Councilman Robert Brown said he felt it noteworthy that Wilson did not mention Goubil investigating ethics claims against her in her comments to the council and online.

“Mayor Wilson forgot to mention that in her comments and I did not know this at the time of the meeting,” Brown said. “Can you imagine the cries of corruption if someone else hired the person that investigated them?”

Boone said he also took issue with the hiring based on Goubil’s investigations into Wilson.

“This stinks to high heaven,” Boone said. “To me, this seems almost the same as Gov. Bentley offering Luther Strange the Senate seat to end the investigation into him. This just seems incredibly wrong.”

Burrell agreed.

“This doesn’t pass the smell test,” Burrell said. “It’s highly disheartening that our city is once again in the news for missteps taken by the mayor.” 

Both Boone and Brown also questioned Wilson’s description of Goubil’s new position as a hybrid one and whether Wilson had the authority to create what they feel is a new position.

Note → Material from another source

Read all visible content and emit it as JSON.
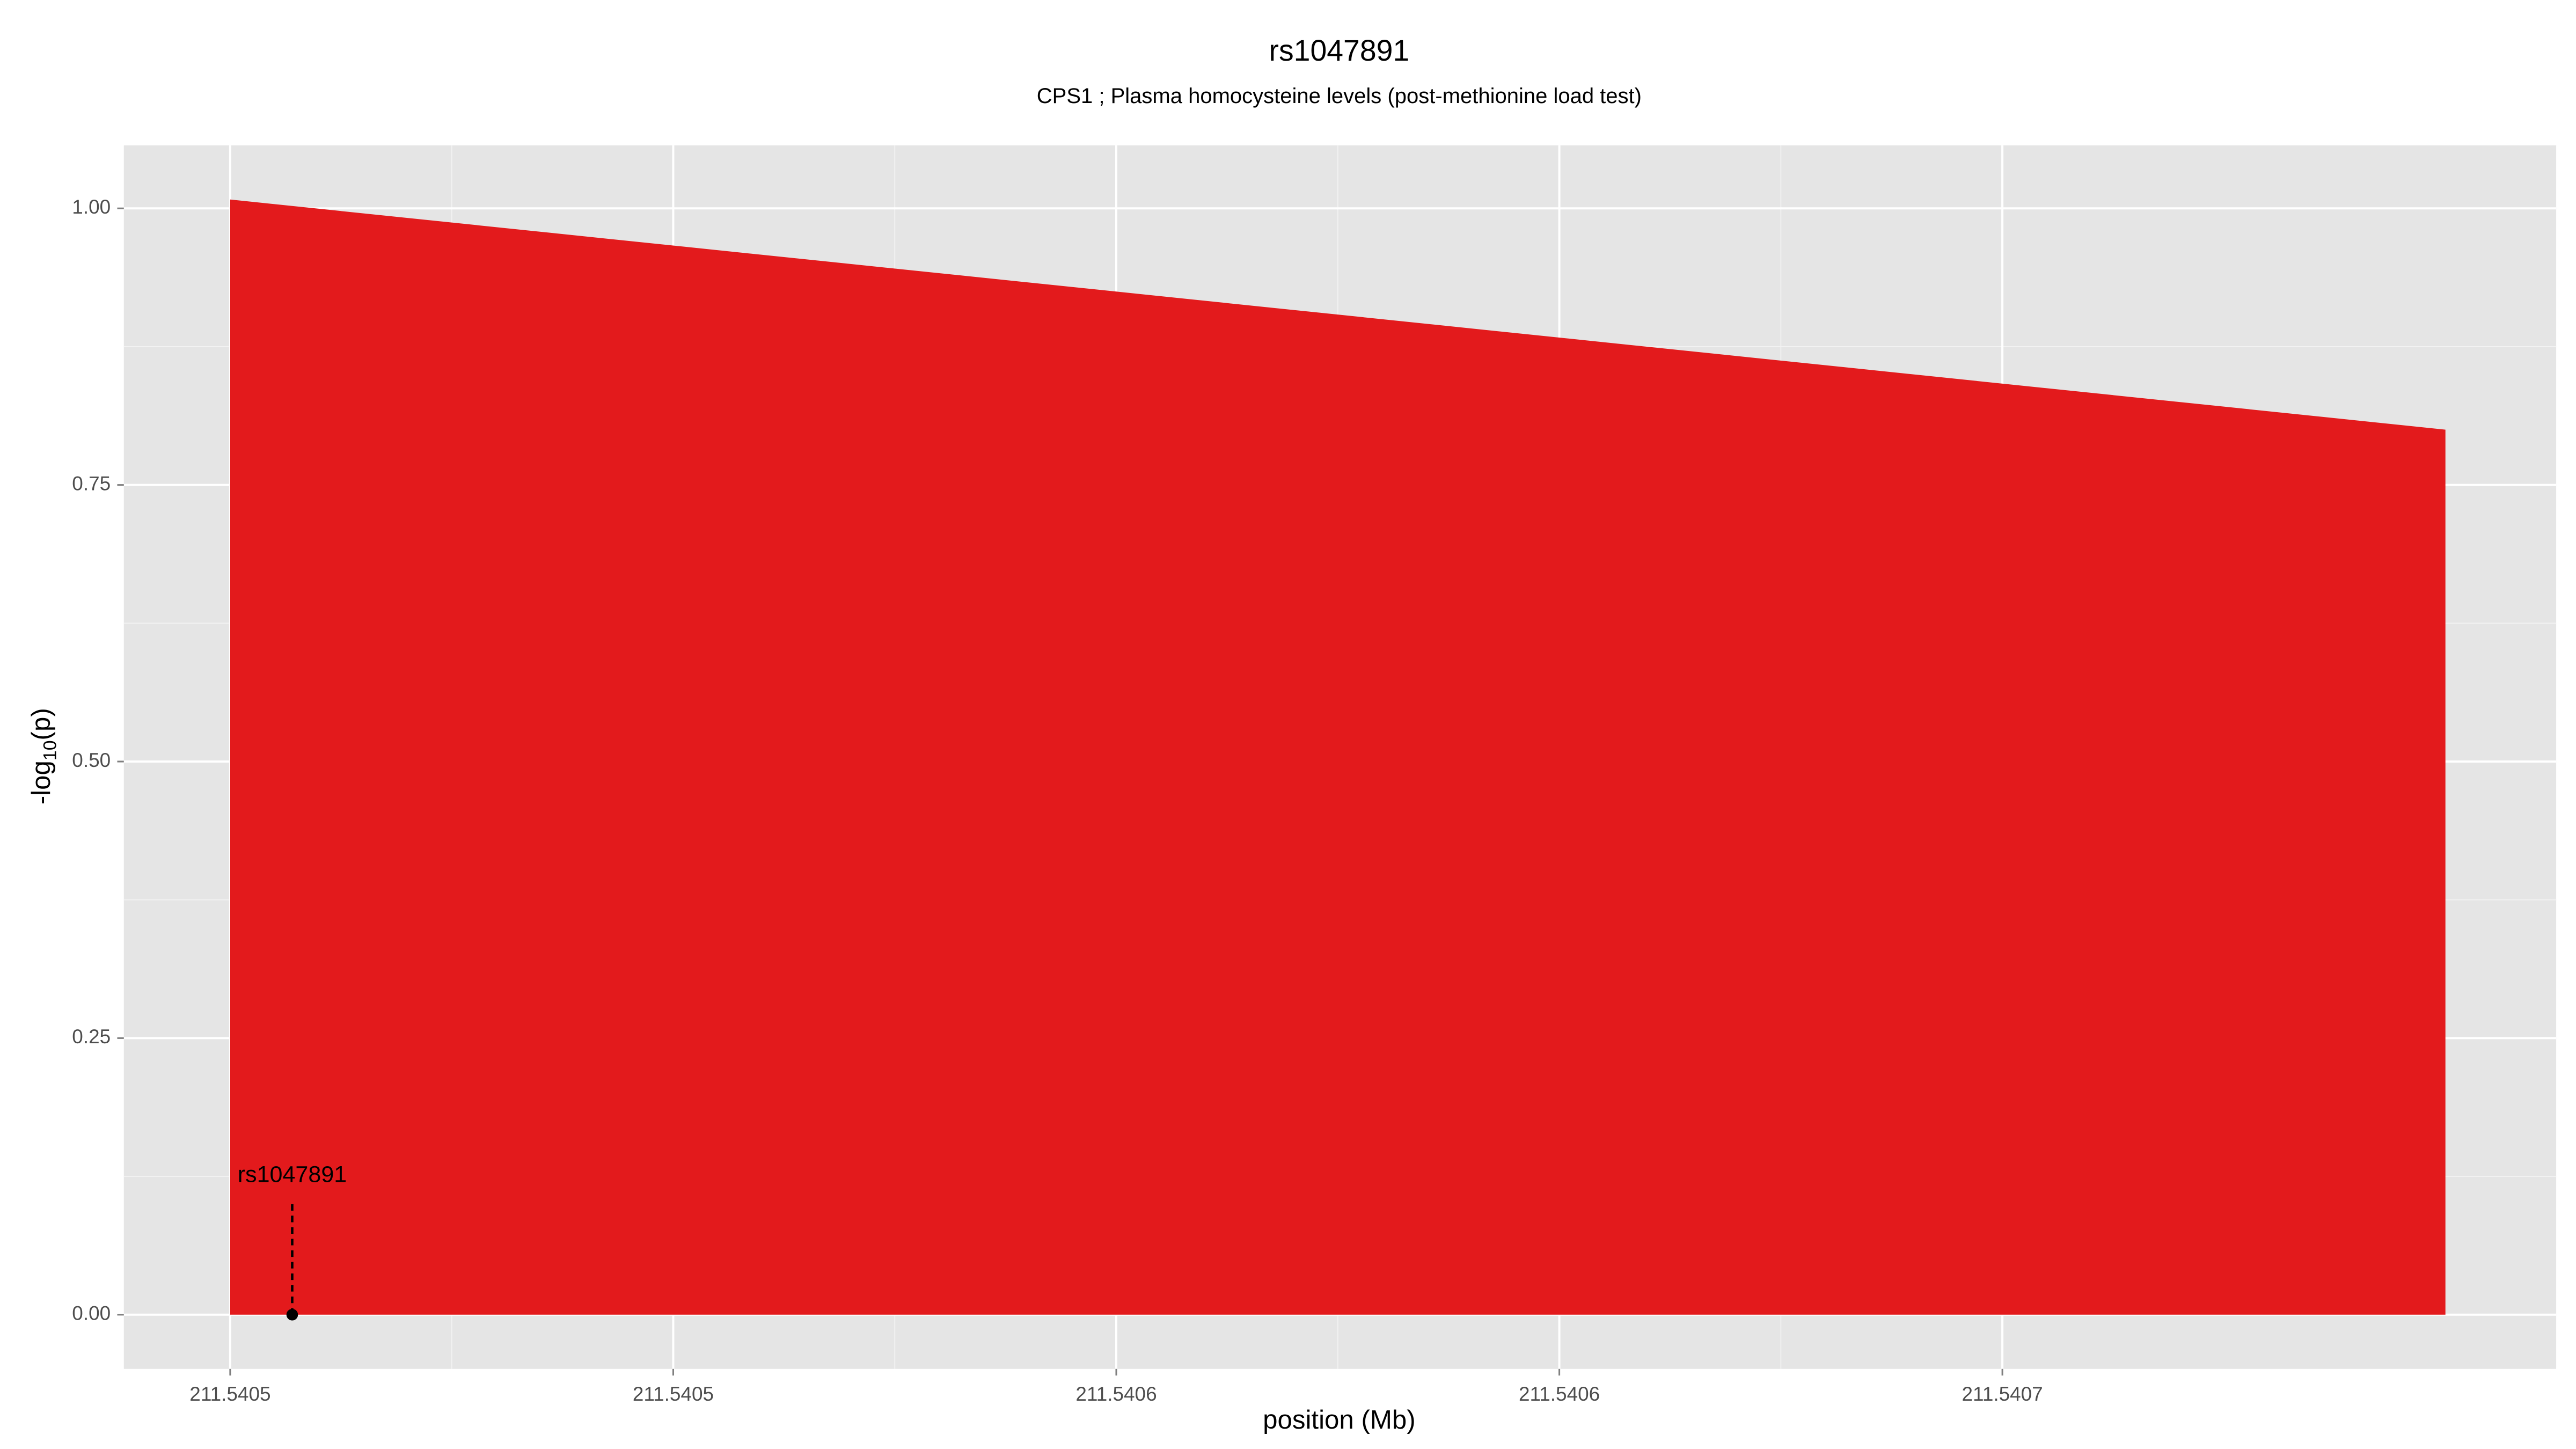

“There is no such position nor is one budgeted,” Brown said. “Mr. Goubil could fill Officer Bishop’s position; however, that is another issue. There is no full time SRO position, much less two. There was no communication with council, who is the funding authority. A position is not funded or created until council has approved the position.”

Brown also questioned why Petties wasn’t consulted about the hire. 

“This unilateral move by Mayor Wilson is troubling on many fronts,” Brown said. “It is my understanding that Chief Petties wasn’t consulted. Why wouldn’t the head of the Police department be consulted about any of this?  Mayor Wilson also continues to have employees work well outside of the job description in which they were approved for. This, too, is unacceptable and again proves her disregard for municipal policies and procedures.”

Boone questioned the availability of the sergeant’s position awarded to Goubil.

“She transferred a sergeant down to the school resource officer position, but how is that position actually open?” Boone asked. “He still holds the rank as far as I know.”

Boone also questioned the title and position of safety director given to Goubil.

“In my mind, Chief Petties holds that position of safety director and will until he decides to leave,” Boone said.

Boone additionally asked why Wilson waited almost a year to fill the open school resource officer position created by the council.

“That position was approved February 2017,” Boone said. “We can’t fill it ourselves - the mayor has to do that. But why did it take her a year to do it?”

Several council members said they would be raising questions with Wilson about the hire given the information they’ve discovered since it was announced.

“There are just too many questions that we and the people of Fairhope need answers to on this,” Boone said.

Claim made against Goubil to Ethics Commission

The Courier can confirm that a well-placed confidential source has made an ethics claim against Goubil for accepting the Fairhope police position.

Goubil was contacted by The Courier to respond to questions, but did not contact The Courier back.